Employees who are employed on working visas (for example subclass 457 or 417 visas) are able to make applications for unfair dismissal and have their case heard by the Fair Work Commission (FWC). An employer who fails to afford procedural fairness to a working visa employee can still find themselves in trouble in the FWC as demonstrated in GS v Dairy Kosher Catering Pty Ltd T/A Milk n Honey [2016] FWC 5284.
Employers are obligated to comply with the Fair Work Act 2009 (Cth) (FW Act) when employing employees in Australia – including providing the minimum terms and conditions of employment as prescribed by the FW Act and an applicable modern award (if any) or enterprise agreement.
Employees who are employed on working visas (for example subclass 457 or 417 visas) are able to make applications for unfair dismissal and have their case heard by the Fair Work Commission (FWC). An employer who fails to afford procedural fairness to a working visa employee can still find themselves in trouble in the FWC as demonstrated in GS v Dairy Kosher Catering Pty Ltd T/A Milk n Honey [2016] FWC 5284.
The Employee was sponsored by the Employer on a subclass 457 visa and worked as a cook from 11 March 2014. In March 2016, the Employee was advised by the Employer that the business had been sold and that the new owners would not be able to sponsor him. The Employee was told that he had to finish up from the business and to contact the Employer’s accountant regarding his unpaid entitlements and wages. The Employee lodged an unfair dismissal application the day after the termination of his employment.
Commissioner Cirkovic firstly held that the Employee had access to the unfair dismissal jurisdiction and went on to determine whether the termination of employment was “harsh, unjust or unreasonable”. Commissioner Cirkovic held that there was not a valid reason for the termination of employment and further the Employee was not notified of the reason for the termination nor was he given an opportunity to respond.
Importantly, she had regard to the Employee’s visa status noting that this made the termination of employment and the visa sponsorship withdrawal “particularly harsh”. Commissioner Cirkovic noted that the Employee was one week away from eligibility to apply for permanent residency, did not have access to social security payments (such as Centrelink) and could be deported if he didn’t find another employer to sponsor him.

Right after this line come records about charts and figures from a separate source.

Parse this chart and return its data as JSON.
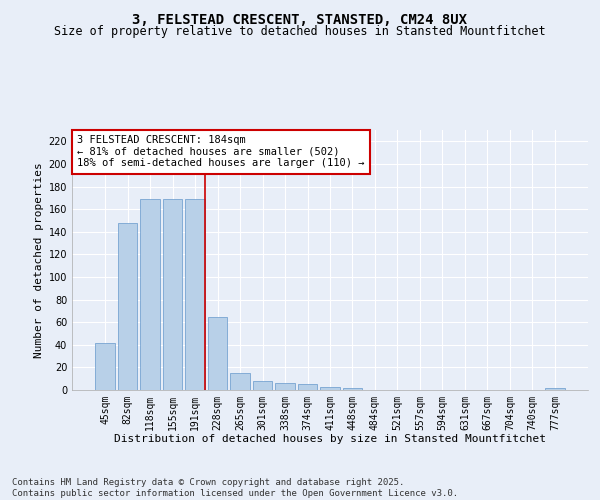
{
  "title": "3, FELSTEAD CRESCENT, STANSTED, CM24 8UX",
  "subtitle": "Size of property relative to detached houses in Stansted Mountfitchet",
  "xlabel": "Distribution of detached houses by size in Stansted Mountfitchet",
  "ylabel": "Number of detached properties",
  "categories": [
    "45sqm",
    "82sqm",
    "118sqm",
    "155sqm",
    "191sqm",
    "228sqm",
    "265sqm",
    "301sqm",
    "338sqm",
    "374sqm",
    "411sqm",
    "448sqm",
    "484sqm",
    "521sqm",
    "557sqm",
    "594sqm",
    "631sqm",
    "667sqm",
    "704sqm",
    "740sqm",
    "777sqm"
  ],
  "values": [
    42,
    148,
    169,
    169,
    169,
    65,
    15,
    8,
    6,
    5,
    3,
    2,
    0,
    0,
    0,
    0,
    0,
    0,
    0,
    0,
    2
  ],
  "bar_color": "#b8d0e8",
  "bar_edge_color": "#6699cc",
  "vline_x_index": 4,
  "vline_color": "#cc0000",
  "annotation_text": "3 FELSTEAD CRESCENT: 184sqm\n← 81% of detached houses are smaller (502)\n18% of semi-detached houses are larger (110) →",
  "annotation_box_color": "#ffffff",
  "annotation_box_edge_color": "#cc0000",
  "ylim": [
    0,
    230
  ],
  "yticks": [
    0,
    20,
    40,
    60,
    80,
    100,
    120,
    140,
    160,
    180,
    200,
    220
  ],
  "background_color": "#e8eef8",
  "grid_color": "#ffffff",
  "footer_text": "Contains HM Land Registry data © Crown copyright and database right 2025.\nContains public sector information licensed under the Open Government Licence v3.0.",
  "title_fontsize": 10,
  "subtitle_fontsize": 8.5,
  "xlabel_fontsize": 8,
  "ylabel_fontsize": 8,
  "tick_fontsize": 7,
  "annotation_fontsize": 7.5,
  "footer_fontsize": 6.5
}
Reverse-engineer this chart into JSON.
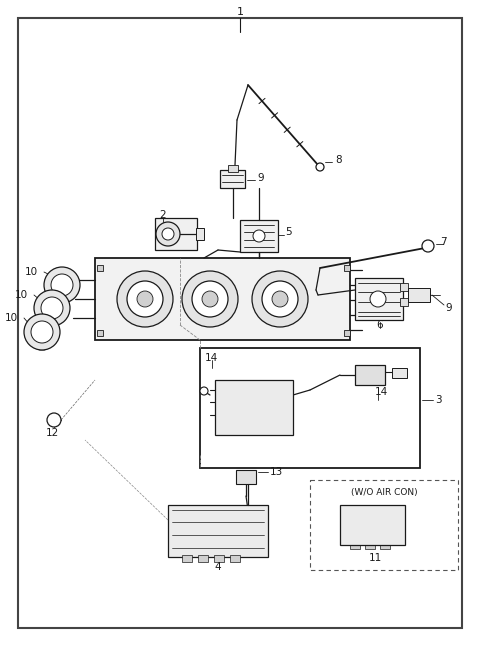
{
  "bg": "#ffffff",
  "lc": "#1a1a1a",
  "fig_w": 4.8,
  "fig_h": 6.56,
  "dpi": 100
}
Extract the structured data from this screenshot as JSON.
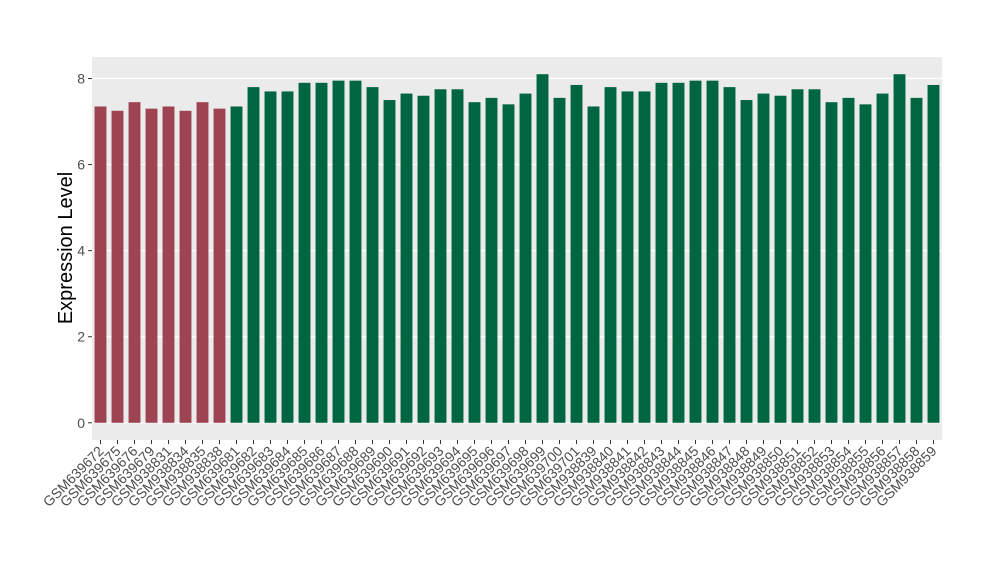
{
  "chart_data": {
    "type": "bar",
    "y_label": "Expression Level",
    "categories": [
      "GSM639672",
      "GSM639675",
      "GSM639676",
      "GSM639679",
      "GSM938831",
      "GSM938834",
      "GSM938835",
      "GSM938838",
      "GSM639681",
      "GSM639682",
      "GSM639683",
      "GSM639684",
      "GSM639685",
      "GSM639686",
      "GSM639687",
      "GSM639688",
      "GSM639689",
      "GSM639690",
      "GSM639691",
      "GSM639692",
      "GSM639693",
      "GSM639694",
      "GSM639695",
      "GSM639696",
      "GSM639697",
      "GSM639698",
      "GSM639699",
      "GSM639700",
      "GSM639701",
      "GSM938839",
      "GSM938840",
      "GSM938841",
      "GSM938842",
      "GSM938843",
      "GSM938844",
      "GSM938845",
      "GSM938846",
      "GSM938847",
      "GSM938848",
      "GSM938849",
      "GSM938850",
      "GSM938851",
      "GSM938852",
      "GSM938853",
      "GSM938854",
      "GSM938855",
      "GSM938856",
      "GSM938857",
      "GSM938858",
      "GSM938859"
    ],
    "values": [
      7.35,
      7.25,
      7.45,
      7.3,
      7.35,
      7.25,
      7.45,
      7.3,
      7.35,
      7.8,
      7.7,
      7.7,
      7.9,
      7.9,
      7.95,
      7.95,
      7.8,
      7.5,
      7.65,
      7.6,
      7.75,
      7.75,
      7.45,
      7.55,
      7.4,
      7.65,
      8.1,
      7.55,
      7.85,
      7.35,
      7.8,
      7.7,
      7.7,
      7.9,
      7.9,
      7.95,
      7.95,
      7.8,
      7.5,
      7.65,
      7.6,
      7.75,
      7.75,
      7.45,
      7.55,
      7.4,
      7.65,
      8.1,
      7.55,
      7.85
    ],
    "colors": [
      "#9e4352",
      "#9e4352",
      "#9e4352",
      "#9e4352",
      "#9e4352",
      "#9e4352",
      "#9e4352",
      "#9e4352",
      "#006641",
      "#006641",
      "#006641",
      "#006641",
      "#006641",
      "#006641",
      "#006641",
      "#006641",
      "#006641",
      "#006641",
      "#006641",
      "#006641",
      "#006641",
      "#006641",
      "#006641",
      "#006641",
      "#006641",
      "#006641",
      "#006641",
      "#006641",
      "#006641",
      "#006641",
      "#006641",
      "#006641",
      "#006641",
      "#006641",
      "#006641",
      "#006641",
      "#006641",
      "#006641",
      "#006641",
      "#006641",
      "#006641",
      "#006641",
      "#006641",
      "#006641",
      "#006641",
      "#006641",
      "#006641",
      "#006641",
      "#006641",
      "#006641"
    ],
    "ylim": [
      -0.4,
      8.5
    ],
    "yticks": [
      0,
      2,
      4,
      6,
      8
    ],
    "grid": true
  }
}
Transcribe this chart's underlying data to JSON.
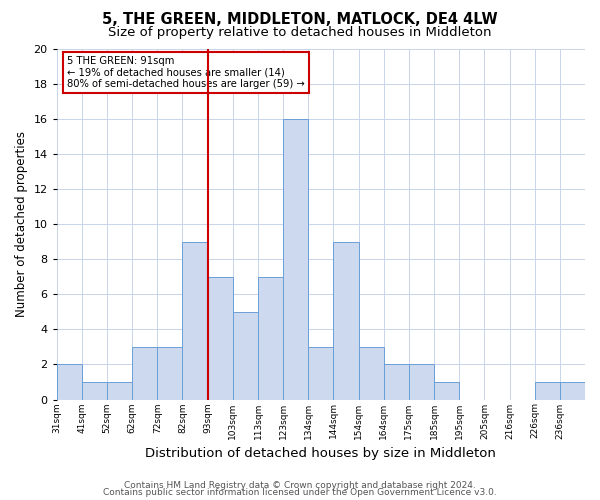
{
  "title": "5, THE GREEN, MIDDLETON, MATLOCK, DE4 4LW",
  "subtitle": "Size of property relative to detached houses in Middleton",
  "xlabel": "Distribution of detached houses by size in Middleton",
  "ylabel": "Number of detached properties",
  "bin_labels": [
    "31sqm",
    "41sqm",
    "52sqm",
    "62sqm",
    "72sqm",
    "82sqm",
    "93sqm",
    "103sqm",
    "113sqm",
    "123sqm",
    "134sqm",
    "144sqm",
    "154sqm",
    "164sqm",
    "175sqm",
    "185sqm",
    "195sqm",
    "205sqm",
    "216sqm",
    "226sqm",
    "236sqm"
  ],
  "bar_heights": [
    2,
    1,
    1,
    3,
    3,
    9,
    7,
    5,
    7,
    16,
    3,
    9,
    3,
    2,
    2,
    1,
    0,
    0,
    0,
    1,
    1
  ],
  "bar_color": "#ccd9ee",
  "bar_edge_color": "#6a9fd8",
  "red_line_bin": 6,
  "red_line_color": "#cc0000",
  "annotation_line1": "5 THE GREEN: 91sqm",
  "annotation_line2": "← 19% of detached houses are smaller (14)",
  "annotation_line3": "80% of semi-detached houses are larger (59) →",
  "ylim": [
    0,
    20
  ],
  "yticks": [
    0,
    2,
    4,
    6,
    8,
    10,
    12,
    14,
    16,
    18,
    20
  ],
  "footer1": "Contains HM Land Registry data © Crown copyright and database right 2024.",
  "footer2": "Contains public sector information licensed under the Open Government Licence v3.0.",
  "background_color": "#ffffff",
  "grid_color": "#c8d4e8",
  "title_fontsize": 10.5,
  "subtitle_fontsize": 9.5,
  "xlabel_fontsize": 9.5,
  "ylabel_fontsize": 8.5,
  "footer_fontsize": 6.5
}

For these reasons, Commissioner Cirkovic was satisfied that the termination of the Employee’s employment was unfair and that an order for monetary compensation should be made. In this regard, Commissioner Cirkovic held that given that the Employee’s sponsorship ended on 11 March 2018, he would have been employed until then. It was considered that it was unlikely that the sale of the business would have affected his employment as the business would have required the Employee’s skills.
Given that the Employee would have received total of $111,480.77 for his employment until 11 March 2018, Commissioner Cirkovic made orders for the Employer to pay the Employee the statutory maximum compensation (26 weeks pay) of $27,500.00.
This case demonstrates the potential risks to employers who may assume that the visa status of employees does not mean that compliance with Australian’s industrial legislation is necessary. Employers are reminded that as a matter of best practice, procedural fairness should be afforded to all employees when consideration is being given to termination of employment – regardless of their residency status.